Clairement, la première moitié du film fonctionne à plein régime, enchaîne les idées excitantes sur le papier, dévoilant progressivement les particularités d’une vie reléguée à une doublure. Elle met en avant l’aboutissement des dérives superficielles d’aujourd’hui, où l’on préfère incarner un être parfait, jeune éternellement, en toc, plutôt que d’affronter les affres du temps et se montrer tel que l’on est vraiment. Les clones sont évidemment boostés physiquement (force, vision, agilité) et relookables à l’infini. Et libéralisme oblige, se déclinent sous toutes les formes, pour toutes les bourses. Bien que la criminalité soit en chute libre (les clones se réparent), les mécaniques de pouvoir persistent et chacun reste à sa place.
Là où le bat blesse, c’est que le film n’approfondit jamais véritablement ses thématiques. Une fois tous les éléments en place, le scénario n’apparaît que comme un produit calibré de blockbuster à 80 millions de dollars, où l’on se doute du rôle de chacun et des directions qui vont suivre (les plus malins devineront sans mal le twist final). L’enquête progresse de façon machinale, laissant de côté toutes les possibilités qu’un tel pitch aurait pu permettre, préférant le polar complotiste traditionnel. Bien que mono-expressif, Bruce Willis remplit correctement le job grâce à son charisme légendaire, à une époque où il était encore capable d’aligner correctement deux phrases sans bégayer.
Si le final paraît expédié et assez ridicule dans son exécution (le geekos des années 2000 et son ordinateur magique), en bon faiseur (ce n’est pas péjoratif) Mostow parvient à constamment dynamiser sa mise en scène, évitant tout bâillement du spectateur.
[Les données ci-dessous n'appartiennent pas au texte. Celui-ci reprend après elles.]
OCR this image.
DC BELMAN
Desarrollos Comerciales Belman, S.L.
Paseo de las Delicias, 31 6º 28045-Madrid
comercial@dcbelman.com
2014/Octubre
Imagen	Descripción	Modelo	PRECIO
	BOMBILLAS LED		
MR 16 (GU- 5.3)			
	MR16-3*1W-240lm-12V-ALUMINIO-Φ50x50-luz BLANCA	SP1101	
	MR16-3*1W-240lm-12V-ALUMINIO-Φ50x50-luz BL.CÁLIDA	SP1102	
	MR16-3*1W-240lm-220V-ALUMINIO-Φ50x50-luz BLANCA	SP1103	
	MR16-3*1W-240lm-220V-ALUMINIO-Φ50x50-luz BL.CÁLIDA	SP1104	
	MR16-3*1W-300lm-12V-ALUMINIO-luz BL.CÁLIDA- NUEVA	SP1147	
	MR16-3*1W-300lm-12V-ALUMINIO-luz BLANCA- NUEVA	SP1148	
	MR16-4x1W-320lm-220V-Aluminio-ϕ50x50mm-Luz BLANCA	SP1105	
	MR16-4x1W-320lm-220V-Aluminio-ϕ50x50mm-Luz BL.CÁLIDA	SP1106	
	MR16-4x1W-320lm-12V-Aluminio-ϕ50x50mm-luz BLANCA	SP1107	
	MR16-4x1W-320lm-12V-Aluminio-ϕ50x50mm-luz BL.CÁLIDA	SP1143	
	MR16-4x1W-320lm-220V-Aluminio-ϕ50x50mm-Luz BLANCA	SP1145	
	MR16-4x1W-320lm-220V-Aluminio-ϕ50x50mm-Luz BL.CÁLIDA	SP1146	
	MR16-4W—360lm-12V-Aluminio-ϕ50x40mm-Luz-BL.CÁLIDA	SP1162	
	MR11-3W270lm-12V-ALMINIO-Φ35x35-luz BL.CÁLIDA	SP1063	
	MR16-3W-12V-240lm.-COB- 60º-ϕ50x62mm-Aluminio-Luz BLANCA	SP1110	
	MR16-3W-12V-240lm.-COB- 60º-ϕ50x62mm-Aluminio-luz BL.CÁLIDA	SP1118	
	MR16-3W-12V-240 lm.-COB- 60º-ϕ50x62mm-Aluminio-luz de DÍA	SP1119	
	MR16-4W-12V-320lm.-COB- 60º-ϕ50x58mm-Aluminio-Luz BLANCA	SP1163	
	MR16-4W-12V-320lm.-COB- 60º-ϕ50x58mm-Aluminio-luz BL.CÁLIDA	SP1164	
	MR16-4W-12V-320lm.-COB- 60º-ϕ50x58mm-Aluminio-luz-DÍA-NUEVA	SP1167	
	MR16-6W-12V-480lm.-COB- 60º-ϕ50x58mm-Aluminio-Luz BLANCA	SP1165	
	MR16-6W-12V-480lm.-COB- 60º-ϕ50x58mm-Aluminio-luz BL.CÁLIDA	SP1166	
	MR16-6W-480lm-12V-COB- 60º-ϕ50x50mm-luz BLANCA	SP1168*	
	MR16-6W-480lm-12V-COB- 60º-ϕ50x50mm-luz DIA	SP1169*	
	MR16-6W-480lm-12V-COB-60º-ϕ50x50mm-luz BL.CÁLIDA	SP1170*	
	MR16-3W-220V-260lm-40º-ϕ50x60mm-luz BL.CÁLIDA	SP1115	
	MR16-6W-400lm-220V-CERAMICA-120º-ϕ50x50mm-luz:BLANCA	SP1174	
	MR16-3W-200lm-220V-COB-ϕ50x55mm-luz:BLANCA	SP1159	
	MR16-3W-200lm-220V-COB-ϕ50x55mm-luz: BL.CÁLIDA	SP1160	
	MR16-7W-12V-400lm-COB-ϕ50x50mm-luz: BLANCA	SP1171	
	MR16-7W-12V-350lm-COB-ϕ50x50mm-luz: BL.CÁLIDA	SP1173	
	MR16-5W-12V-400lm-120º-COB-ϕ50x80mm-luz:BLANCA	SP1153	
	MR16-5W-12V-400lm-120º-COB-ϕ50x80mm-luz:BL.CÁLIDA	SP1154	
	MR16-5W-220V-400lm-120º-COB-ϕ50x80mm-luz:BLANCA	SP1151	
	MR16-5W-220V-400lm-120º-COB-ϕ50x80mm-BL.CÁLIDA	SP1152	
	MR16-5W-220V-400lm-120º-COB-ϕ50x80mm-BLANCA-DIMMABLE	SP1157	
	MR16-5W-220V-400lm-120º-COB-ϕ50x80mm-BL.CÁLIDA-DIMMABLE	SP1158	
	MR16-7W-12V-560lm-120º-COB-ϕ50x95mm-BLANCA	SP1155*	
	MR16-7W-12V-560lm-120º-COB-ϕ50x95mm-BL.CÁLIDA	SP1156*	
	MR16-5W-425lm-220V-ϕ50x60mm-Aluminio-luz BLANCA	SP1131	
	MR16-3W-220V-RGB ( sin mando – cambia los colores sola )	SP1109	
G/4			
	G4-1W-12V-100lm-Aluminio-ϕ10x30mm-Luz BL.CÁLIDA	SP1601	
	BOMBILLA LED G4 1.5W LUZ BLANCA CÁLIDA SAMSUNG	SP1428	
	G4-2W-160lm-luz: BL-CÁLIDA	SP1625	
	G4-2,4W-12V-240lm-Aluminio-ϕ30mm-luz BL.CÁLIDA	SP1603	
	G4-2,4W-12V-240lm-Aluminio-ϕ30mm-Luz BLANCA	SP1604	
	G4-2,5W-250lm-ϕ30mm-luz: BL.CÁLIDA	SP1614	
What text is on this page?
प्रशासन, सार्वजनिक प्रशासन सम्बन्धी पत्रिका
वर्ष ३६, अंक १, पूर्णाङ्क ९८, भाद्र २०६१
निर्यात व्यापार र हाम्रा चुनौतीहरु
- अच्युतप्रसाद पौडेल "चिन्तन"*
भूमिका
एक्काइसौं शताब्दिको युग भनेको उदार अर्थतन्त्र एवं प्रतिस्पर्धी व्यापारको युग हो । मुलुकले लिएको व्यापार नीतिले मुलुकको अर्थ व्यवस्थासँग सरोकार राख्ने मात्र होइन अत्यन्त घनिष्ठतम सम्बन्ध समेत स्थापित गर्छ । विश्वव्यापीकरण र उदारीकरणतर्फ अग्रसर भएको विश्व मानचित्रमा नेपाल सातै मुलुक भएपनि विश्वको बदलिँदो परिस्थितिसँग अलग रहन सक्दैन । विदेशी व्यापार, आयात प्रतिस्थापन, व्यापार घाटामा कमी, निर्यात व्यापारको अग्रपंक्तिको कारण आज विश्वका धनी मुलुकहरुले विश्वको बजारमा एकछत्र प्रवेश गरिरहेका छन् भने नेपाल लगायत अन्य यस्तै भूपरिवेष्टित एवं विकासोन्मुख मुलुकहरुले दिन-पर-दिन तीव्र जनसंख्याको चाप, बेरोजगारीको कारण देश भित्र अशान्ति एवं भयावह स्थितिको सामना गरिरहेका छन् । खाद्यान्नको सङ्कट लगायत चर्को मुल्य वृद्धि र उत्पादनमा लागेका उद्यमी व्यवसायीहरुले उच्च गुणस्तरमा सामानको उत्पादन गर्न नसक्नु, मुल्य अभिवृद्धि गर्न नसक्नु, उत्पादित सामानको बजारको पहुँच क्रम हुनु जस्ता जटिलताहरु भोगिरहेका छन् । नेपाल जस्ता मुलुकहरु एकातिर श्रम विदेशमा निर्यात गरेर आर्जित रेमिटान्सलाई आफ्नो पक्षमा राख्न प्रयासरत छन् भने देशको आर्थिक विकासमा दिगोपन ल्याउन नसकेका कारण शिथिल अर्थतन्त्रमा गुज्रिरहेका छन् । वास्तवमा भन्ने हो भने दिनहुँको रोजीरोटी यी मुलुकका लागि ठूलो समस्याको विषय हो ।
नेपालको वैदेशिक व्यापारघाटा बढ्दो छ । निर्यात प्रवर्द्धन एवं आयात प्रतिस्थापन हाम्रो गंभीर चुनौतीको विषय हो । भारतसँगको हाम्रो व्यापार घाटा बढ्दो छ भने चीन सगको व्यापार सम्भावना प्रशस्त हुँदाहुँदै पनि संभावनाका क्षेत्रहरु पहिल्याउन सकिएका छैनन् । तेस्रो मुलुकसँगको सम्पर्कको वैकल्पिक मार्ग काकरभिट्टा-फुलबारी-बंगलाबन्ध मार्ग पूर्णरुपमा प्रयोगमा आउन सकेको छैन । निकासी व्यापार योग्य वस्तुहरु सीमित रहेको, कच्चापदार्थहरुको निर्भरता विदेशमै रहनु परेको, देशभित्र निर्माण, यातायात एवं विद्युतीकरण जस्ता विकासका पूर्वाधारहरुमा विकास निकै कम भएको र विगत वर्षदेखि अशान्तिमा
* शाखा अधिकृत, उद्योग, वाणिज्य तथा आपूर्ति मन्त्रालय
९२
Et à défaut de proposer une résolution un tant soit peu originale, le metteur en scène confirme sa solidité technique à travers des séquences d’action plutôt réjouissantes. Sa caméra s’envole, décadre, se place souvent au cœur de l’action et se veut vivante à la manière de celle d’un McTiernan. Pour légitimer sa dystopie, il s’inspire d’une photographie et d’un étalonnage à la Tony Scott, le sur-découpage expérimental de Man on Fire et Domino en moins. Avec cette granulosité propre à la pellicule (le film est shooté en 35mm), les couleurs apparaissent saturées à l’excès, dans un univers justement très pop et bigarré, reflet d’une superficialité où l’ancrage humain à disparu, au profit d’un bel emballage publicitaire.
2009, c’est également l’année de sortie d’un certain Avatar, littéralement l’appellation de nos doublures dans un monde numérique. Après une décennie d’essor du jeu vidéo, où certaines personnes mal intentionnées l’accusaient de créer une action par procuration, notamment avec le cas Second Life, le 7e art s’empare de ce sujet pour à son tour se positionner. Tandis que Cameron n’y voyait pas une altérité mais une nouvelle façon d’exister, on ne peut pas en dire autant de Clones, qui à travers un Bruce Willis larmoyant sans cesse sur l’absence de sa femme et de clones au comportement débile, prend plutôt la direction opposée. Le film évite de justesse le discours réac anti-progrès primaire, en présentant le grand méchant anti-clones sous un mauvais jour. Il reflète encore une fois la défiance occidentale envers les avancées technologiques, plutôt que de penser une véritable éthique Homme/Machine en dehors de tout jugement, comme l’a toujours si bien fait l’animation japonaise.